Podemos perceber então que a procrastinação envolve o autocontrole. Mas esse assunto vai ficar para um outro texto. Eu já estou me alongando demais. Porém, basicamente, o autocontrole para a Análise do Comportamento envolve a pessoa se manter sob controle de reforçadores atrasados (aqueles de médio e longo prazo) e de maior magnitude (maior valor reforçador para a pessoa) em detrimento dos reforçadores imediatos e de menor magnitude. Por exemplo, a pessoa deixar de sair com os amigos (reforço imediato) para estudar e passar num concurso e com isso acessar outros reforçadores (reforço de médio prazo e maior magnitude).

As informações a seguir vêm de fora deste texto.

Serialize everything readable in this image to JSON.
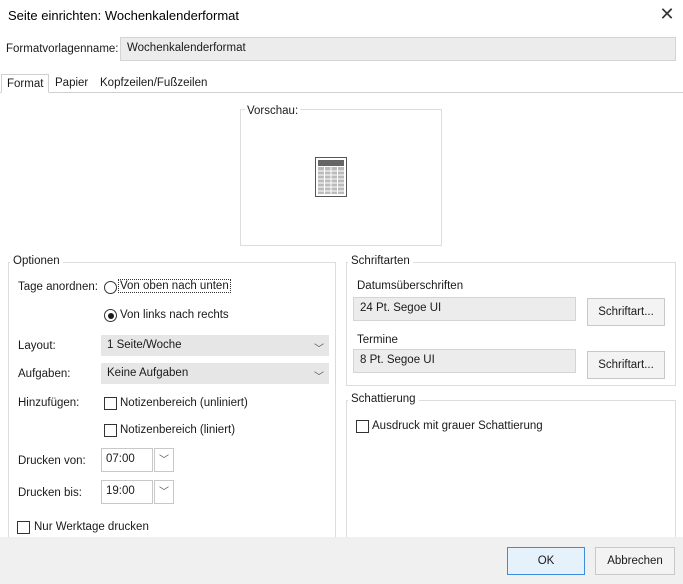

Vocês devem estar se perguntando, mas como eu faço para ter mais autocontrole e procrastinar menos? Bem, eu não acho que exista uma fórmula mágica para isso. Cada pessoa tem que ver o que funciona e o que não funciona para ela. Por exemplo, no meu caso eu poderia ter me dado um prazo para realizar essa tarefa, mas eu sei que dificilmente funcionaria e eu acabaria perdendo o prazo dado por mim mesmo. Então achei melhor deixar correr um pouco e usar outras estratégias. Mas alguém pode se sair melhor com esse tipo de atividade (sem prazo definido) quando ela mesma se coloca um prazo para realizar.

Outra estratégia que pode funcionar para muitas pessoas é dividir sua tarefa em partes. No meu caso, primeiro fiz um roteiro com as ideias que eu gostaria de abordar no texto, depois desenvolvi um pouco cada uma delas e por fim comecei a escrever o texto propriamente dito, também por partes. E eu não precisei fazer tudo de uma vez só, o que ajudou.

Fazer intervalos entre as etapas das atividades, torna-la mais reforçadora, escolher um local mais adequado possível, se dar recompensas após concluir uma etapa são meios eficazes de manter o foco (manter o comportamento sob controle das contingências específicas).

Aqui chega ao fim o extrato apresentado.